Working-class voters want leaders who have clear values and stick to them and parties who will stand up and deliver material gains for them, says Antoinette Miles, the New Jersey Working Families Party state director. (Dana DiFilippo | New Jersey Monitor)

By Antoinette Miles

The New Jersey Democratic establishment saw major warning signs statewide in the November election.

Kamala Harris only won the state by six points — the smallest margin for a Democrat in a presidential election since 1992.

She lost Passaic County, a Democratic bastion, as the rest of the state moved to the right and Democratic turnout dropped. In pockets of deep-blue Hudson County, Trump also performed better than expected.

The question of what happened on Election Day and how the Democratic Party moves forward holds more relevance in New Jersey than practically anywhere else in the nation.

We have critical statewide elections next year for governor and General Assembly. The results in New Jersey will attract national attention and shape the strategy to defeat MAGA going forward.

On Election Day, voters rejected the status quo. They voted against a political establishment that isn’t delivering for them.
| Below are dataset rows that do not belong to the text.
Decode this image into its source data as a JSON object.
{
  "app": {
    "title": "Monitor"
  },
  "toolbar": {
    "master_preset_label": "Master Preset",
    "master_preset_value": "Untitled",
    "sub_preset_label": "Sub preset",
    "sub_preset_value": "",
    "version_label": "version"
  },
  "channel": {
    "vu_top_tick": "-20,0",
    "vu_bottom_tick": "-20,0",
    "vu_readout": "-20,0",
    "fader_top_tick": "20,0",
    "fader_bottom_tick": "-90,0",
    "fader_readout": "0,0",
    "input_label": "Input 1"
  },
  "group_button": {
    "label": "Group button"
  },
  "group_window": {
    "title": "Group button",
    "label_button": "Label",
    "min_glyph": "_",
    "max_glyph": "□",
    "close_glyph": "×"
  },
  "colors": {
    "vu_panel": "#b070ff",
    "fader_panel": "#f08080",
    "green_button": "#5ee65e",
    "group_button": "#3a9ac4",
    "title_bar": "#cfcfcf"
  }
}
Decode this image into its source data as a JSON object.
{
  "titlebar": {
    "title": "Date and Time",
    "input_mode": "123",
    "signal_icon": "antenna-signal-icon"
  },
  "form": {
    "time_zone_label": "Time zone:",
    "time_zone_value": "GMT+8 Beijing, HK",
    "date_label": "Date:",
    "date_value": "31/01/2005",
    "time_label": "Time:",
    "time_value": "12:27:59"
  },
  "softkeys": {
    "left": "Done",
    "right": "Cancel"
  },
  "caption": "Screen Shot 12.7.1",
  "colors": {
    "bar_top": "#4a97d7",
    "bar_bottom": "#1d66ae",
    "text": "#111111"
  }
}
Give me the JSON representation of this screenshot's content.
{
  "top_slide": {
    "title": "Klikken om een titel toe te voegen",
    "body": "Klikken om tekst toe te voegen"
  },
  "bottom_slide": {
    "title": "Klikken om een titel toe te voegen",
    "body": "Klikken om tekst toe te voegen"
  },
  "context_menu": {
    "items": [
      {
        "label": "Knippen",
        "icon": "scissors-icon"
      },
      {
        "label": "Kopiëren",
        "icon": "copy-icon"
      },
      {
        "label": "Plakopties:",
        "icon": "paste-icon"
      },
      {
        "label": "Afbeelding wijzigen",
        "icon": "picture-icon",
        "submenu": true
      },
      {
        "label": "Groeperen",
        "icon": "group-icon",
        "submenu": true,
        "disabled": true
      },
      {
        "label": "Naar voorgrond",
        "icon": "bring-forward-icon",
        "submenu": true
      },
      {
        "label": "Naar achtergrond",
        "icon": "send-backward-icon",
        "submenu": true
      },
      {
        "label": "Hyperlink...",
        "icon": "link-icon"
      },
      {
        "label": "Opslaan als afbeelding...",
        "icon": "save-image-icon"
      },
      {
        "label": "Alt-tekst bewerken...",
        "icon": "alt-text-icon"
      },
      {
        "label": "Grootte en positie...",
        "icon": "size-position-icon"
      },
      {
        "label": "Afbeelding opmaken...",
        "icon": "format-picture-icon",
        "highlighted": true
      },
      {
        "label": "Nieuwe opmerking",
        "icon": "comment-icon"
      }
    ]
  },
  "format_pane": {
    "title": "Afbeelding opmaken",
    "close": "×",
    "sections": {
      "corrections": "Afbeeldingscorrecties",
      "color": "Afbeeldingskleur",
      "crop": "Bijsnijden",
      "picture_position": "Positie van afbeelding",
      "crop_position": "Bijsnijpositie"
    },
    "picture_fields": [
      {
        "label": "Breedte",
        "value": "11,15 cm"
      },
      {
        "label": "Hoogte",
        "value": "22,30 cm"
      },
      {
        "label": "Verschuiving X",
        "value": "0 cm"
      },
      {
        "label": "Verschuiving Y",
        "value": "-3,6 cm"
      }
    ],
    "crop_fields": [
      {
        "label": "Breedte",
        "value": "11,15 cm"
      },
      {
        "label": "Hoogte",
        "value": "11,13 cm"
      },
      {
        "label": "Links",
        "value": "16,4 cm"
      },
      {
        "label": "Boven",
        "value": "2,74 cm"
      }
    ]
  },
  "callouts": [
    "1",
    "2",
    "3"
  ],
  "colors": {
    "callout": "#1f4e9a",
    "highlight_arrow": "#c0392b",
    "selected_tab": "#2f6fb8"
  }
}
And that’s especially true here in New Jersey, where we have one of the most corrupt, elite-centric establishments.

Who can blame these voters?

Antoinette Miles, state director of New Jersey Working Families Party (Dana DiFilippo | New Jersey Monitor)
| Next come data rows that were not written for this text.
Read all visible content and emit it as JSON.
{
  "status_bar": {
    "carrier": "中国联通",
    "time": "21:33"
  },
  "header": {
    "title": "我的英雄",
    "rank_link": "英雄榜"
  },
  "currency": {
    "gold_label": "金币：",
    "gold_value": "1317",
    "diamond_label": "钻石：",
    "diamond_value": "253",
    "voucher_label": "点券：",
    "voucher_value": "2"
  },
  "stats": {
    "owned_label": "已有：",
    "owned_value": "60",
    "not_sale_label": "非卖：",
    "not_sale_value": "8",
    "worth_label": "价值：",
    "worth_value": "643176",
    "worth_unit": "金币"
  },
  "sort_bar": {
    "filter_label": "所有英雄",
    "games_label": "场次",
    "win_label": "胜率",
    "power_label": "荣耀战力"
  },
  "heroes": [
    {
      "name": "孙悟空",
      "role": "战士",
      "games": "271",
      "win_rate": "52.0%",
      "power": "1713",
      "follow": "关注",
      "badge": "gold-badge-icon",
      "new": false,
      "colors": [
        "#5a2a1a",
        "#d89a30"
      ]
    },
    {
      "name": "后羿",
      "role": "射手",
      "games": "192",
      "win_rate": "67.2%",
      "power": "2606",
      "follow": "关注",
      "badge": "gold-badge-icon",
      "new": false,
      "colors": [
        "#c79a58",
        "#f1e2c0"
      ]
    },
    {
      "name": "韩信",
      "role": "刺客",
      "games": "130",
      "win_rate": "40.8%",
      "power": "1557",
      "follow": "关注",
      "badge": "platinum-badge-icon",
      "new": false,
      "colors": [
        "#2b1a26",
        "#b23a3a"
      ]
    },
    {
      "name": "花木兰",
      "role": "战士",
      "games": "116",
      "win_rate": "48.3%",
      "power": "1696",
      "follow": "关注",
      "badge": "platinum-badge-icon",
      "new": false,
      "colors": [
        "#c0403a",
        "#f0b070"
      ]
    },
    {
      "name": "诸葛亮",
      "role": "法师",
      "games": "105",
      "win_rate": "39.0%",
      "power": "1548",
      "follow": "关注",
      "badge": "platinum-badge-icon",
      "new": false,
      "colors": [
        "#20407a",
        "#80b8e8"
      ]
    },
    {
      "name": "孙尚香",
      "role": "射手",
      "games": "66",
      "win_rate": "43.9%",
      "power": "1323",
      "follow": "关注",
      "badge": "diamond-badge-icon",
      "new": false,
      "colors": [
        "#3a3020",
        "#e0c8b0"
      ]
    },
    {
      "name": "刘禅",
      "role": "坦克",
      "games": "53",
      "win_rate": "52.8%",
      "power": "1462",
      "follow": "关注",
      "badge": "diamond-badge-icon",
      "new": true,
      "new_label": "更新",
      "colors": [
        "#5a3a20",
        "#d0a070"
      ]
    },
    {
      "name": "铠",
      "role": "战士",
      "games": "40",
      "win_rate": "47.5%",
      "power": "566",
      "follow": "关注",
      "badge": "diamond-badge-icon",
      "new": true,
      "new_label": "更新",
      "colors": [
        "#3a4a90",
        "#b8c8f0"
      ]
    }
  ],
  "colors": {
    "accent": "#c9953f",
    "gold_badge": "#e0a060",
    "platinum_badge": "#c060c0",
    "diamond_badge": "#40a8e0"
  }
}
In New Jersey, our elected officials too often seem more focused on getting lucrative engineering and legal contracts for their friends and donors – not the actual issues that affect people’s everyday lives.

Attorney General Matt Platkin is right when he points out how state leaders have created and enabled a corrupt system.

While Trump’s policy prescriptions will only make the lives of working people worse, his rhetoric succeeded in channeling the legitimate frustrations of working people across our state and nation into a movement that rejects the status quo.

Disaffected young, Black, and Latino voters are not necessarily choosing Trump and his agenda. Instead, they’re opting out of an electoral system they see as unresponsive to them. Simply put, they’re staying home.

If Democrats continue to run the same old playbook and fail to consider working-class voters’ real grievances with the party and politics, they’re going to lose these voters for good.

Working-class voters of all races and ages want elected officials who have clear values and stick to them. They want parties who will stand up for them and deliver material gains for them.

New Jersey Working Families Party is building a working-class agenda and the political power necessary to deliver real wins for working people, govern effectively, and bring voters that the Democrats have lost back into the fold.

If we want to fight back against the demagoguery, racism, and hateful rhetoric of the right wing, we need to single out the people who are responsible for worsening working-class conditions: the elites and billionaires. We need to take on corporate interests while enacting policies that will benefit the working class.

And we won’t do it by scolding or scapegoating any demographic.

The New Jersey Working Families Party is not new to this. In fact, we’ve been taking on corruption in the Democratic and Republican establishments for years, and we have a strong mandate to get to work on building an electoral coalition in next year’s state elections.

We’ve led the movement to eliminate the corrupt “county line” system to force reforms to our state’s ballot design.

We’ve repeatedly called out corruption and backroom dealing in our state, including the corporate capture of government by South Jersey political boss George Norcross and his Democratic Party loyalists in Camden.

We’ve fought billion-dollar tax giveaways to the rich and powerful at the expense of working people.

And just this year, we took on the wealthiest corporations to win funding for NJ Transit in our state budget.

How can the most corporate-aligned Democrats in Trenton convince voters in Passaic County or Hudson County that they are working for the people and not out for themselves?

They should pay attention and learn from the strategies of the groups that are already doing the work and winning.

In Hoboken, in a 3-1 victory, tenants defeated a ballot measure backed by corporate landlords to undermine local rent control.

In Passaic City, a union of tenants, supported by Make the Road New Jersey, is fighting for better housing conditions.

In Camden, New Jersey Working Families Party and Camden Parent and Student Union spent six weeks knocking on doors to survey residents about housing, food access, jobs, and transformative ideas like basic income.

These victories and wins-in-the-making for and by the working class are because we treat working people as a bloc to be listened to and a vote to be earned.

We can revitalize a broad-based Democratic coalition by standing up to corruption in both parties and fighting for the people we seek to represent.

New Jersey Working Families Party is working to support the next generation of leaders who can rally New Jerseyans across divides, demonstrate that they are un-bought, and will fight for working people.

Antoinette Miles serves as New Jersey Working Families Party state director.